Here is an example of the DocLayNet paper from arXiv, converted into Markdown format by Docling:

An example of Docling’s output in Markdown: left PDF, right rendered Markdown (source: Technical Report)

Why convert PDFs into machine-readable formats?

PDFs are widely used for sharing documents due to their fixed layout and compatibility across devices. However, they are primarily designed for human readability, making them less suitable for computational tasks. Converting PDFs into machine-readable formats is important for many reasons, including:

Automation: Many business workflows rely on automated processing of digital documents. PDFs can become a bottleneck since they require manual intervention for extracting information.
Training machine learning models: Machine learning models require structured data for training and prediction tasks. PDFs, often containing unstructured text, need to be converted into formats that machines can easily process.

Converting PDFs into machine-readable formats bridges the gap between human-readable documents and the needs of modern digital workflows.

Core technology

PDF backends: Offers multiple backend options for PDF parsing. The default backend is an open-source custom PDF parser called docling-parse, which is built on the qpdf library. Additionally, there is a backup PDF backend using pypdfium to handle specific font encoding issues
A layout analysis model: An object detector model based on RT-DETR, which was trained DocLayNet and other proprietary datasets to identify bounding boxes and classes of elements in page images.
TableFormer: A vision-transformer-based model that recognizes complex table structures.
OCR: Incorporates EasyOCR for text recognition in scanned PDFs or embedded images.

Pipeline

Docling has a linear pipeline of operations that processes each document sequentially. It is made of 3 main steps:

Aggregate results across pages and apply post-processing to organize metadata, identify the document language, determine the reading order, and assemble a structured document.
Parse PDFs to extract text to extract programmatic text tokens (the string content and their coordinates on the page) while also rendering a bitmap image of each page to support subsequent operations.
Process each page through AI models to extract layout elements and table structures.

Docling’s default processing pipeline (source: Technical Report)

Evaluation

The model was tested using three papers from arXiv and two IBM Redbooks, with a total of 225 pages. The runtime characteristics of the model are presented in the next table.
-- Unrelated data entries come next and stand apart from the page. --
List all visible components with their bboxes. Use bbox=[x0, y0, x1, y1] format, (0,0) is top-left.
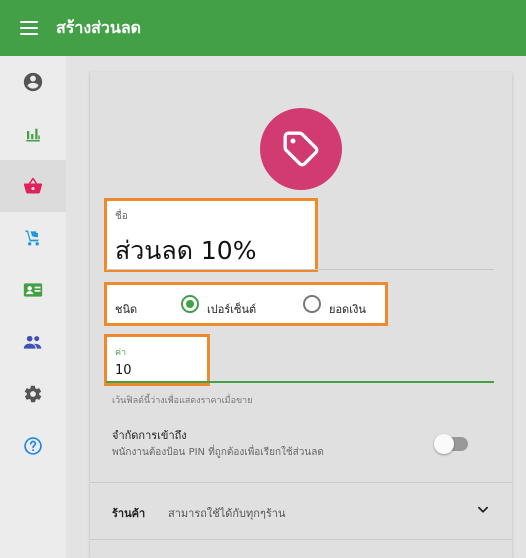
tag-icon bbox=[283, 131, 319, 167]
restrict-access-subtitle: พนักงานต้องป้อน PIN ที่ถูกต้องเพื่อเรียก… bbox=[112, 447, 324, 458]
gear-icon bbox=[24, 385, 42, 403]
value-helper-text: เว้นฟิลด์นี้ว่างเพื่อแสดงราคาเมื่อขาย bbox=[112, 396, 253, 406]
shopping-basket-icon bbox=[23, 177, 43, 194]
restrict-access-toggle[interactable] bbox=[434, 432, 494, 456]
toggle-thumb bbox=[434, 434, 454, 454]
nav-item-settings[interactable] bbox=[0, 368, 66, 420]
bottom-divider bbox=[90, 539, 512, 540]
radio-percent-label[interactable]: เปอร์เซ็นต์ bbox=[207, 300, 256, 318]
people-icon bbox=[23, 335, 42, 349]
value-underline bbox=[106, 381, 494, 383]
nav-item-items[interactable] bbox=[0, 160, 66, 212]
stores-row[interactable]: ร้านค้า สามารถใช้ได้กับทุกๆร้าน bbox=[90, 483, 512, 539]
restrict-access-title: จำกัดการเข้าถึง bbox=[112, 429, 187, 442]
menu-icon[interactable] bbox=[20, 21, 38, 35]
name-field[interactable]: ชื่อ ส่วนลด 10% bbox=[104, 198, 318, 272]
radio-amount[interactable] bbox=[303, 295, 321, 313]
discount-form-card: ชื่อ ส่วนลด 10% ชนิด เปอร์เซ็นต์ ยอดเงิน… bbox=[90, 72, 512, 558]
stores-value: สามารถใช้ได้กับทุกๆร้าน bbox=[168, 507, 286, 520]
type-field: ชนิด เปอร์เซ็นต์ ยอดเงิน bbox=[104, 282, 388, 326]
name-label: ชื่อ bbox=[115, 211, 128, 222]
value-input[interactable]: 10 bbox=[115, 363, 132, 378]
help-icon bbox=[24, 437, 42, 455]
value-field[interactable]: ค่า 10 bbox=[104, 334, 210, 386]
nav-item-help[interactable] bbox=[0, 420, 66, 472]
nav-item-employees[interactable] bbox=[0, 316, 66, 368]
name-input[interactable]: ส่วนลด 10% bbox=[115, 231, 256, 271]
app-bar: สร้างส่วนลด bbox=[0, 0, 526, 56]
stores-label: ร้านค้า bbox=[112, 507, 146, 520]
radio-amount-label[interactable]: ยอดเงิน bbox=[329, 300, 366, 318]
nav-item-customers[interactable] bbox=[0, 264, 66, 316]
nav-rail bbox=[0, 56, 66, 558]
hand-truck-icon bbox=[25, 230, 39, 246]
value-label: ค่า bbox=[115, 348, 127, 358]
nav-item-inventory[interactable] bbox=[0, 212, 66, 264]
contact-card-icon bbox=[23, 283, 43, 297]
radio-percent[interactable] bbox=[181, 295, 199, 313]
nav-item-reports[interactable] bbox=[0, 108, 66, 160]
chevron-down-icon[interactable] bbox=[476, 503, 490, 517]
nav-item-account[interactable] bbox=[0, 56, 66, 108]
account-icon bbox=[23, 72, 43, 92]
type-label: ชนิด bbox=[115, 303, 138, 316]
page-title: สร้างส่วนลด bbox=[56, 17, 142, 37]
bar-chart-icon bbox=[26, 128, 40, 142]
name-underline bbox=[106, 269, 494, 270]
discount-avatar bbox=[260, 108, 342, 190]
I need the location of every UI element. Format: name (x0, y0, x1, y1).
Runtime characteristics with the standard model pipeline and settings (source: Technical Report)

While GPU acceleration was not fully tested, the system already performs well on CPUs.

How to use

The model is free and open-source with an MIT license. You can easily install the package directly from PyPI. For detailed guidance and examples, check the GitHub repository. Below is a simple usage example from the Technical Report to help you get started:

from docling.document_converter import DocumentConverter
source = "https://arxiv.org/pdf/2206.01062" # PDF path or URL
converter = DocumentConverter()
result = converter.convert_single(source)
print(result.render_as_markdown()) # output: "## DocLayNet: A Large Human-Annotated Dataset for Document-Layout Analysis [...]"

You can customize the pipeline and runtime settings to enable/disable specific features (such as OCR or table structure recognition), set limits on input document size, and define the CPU thread allocation.

Conclusion

Docling is a powerful PDF conversion tool, offering a balance of quality, performance, and flexibility. It is open-source, fast and easy to use. In the future, the team plans to extend Docling with additional models, such as a figure-classifier, an equation-recognition model, and a code-recognition model.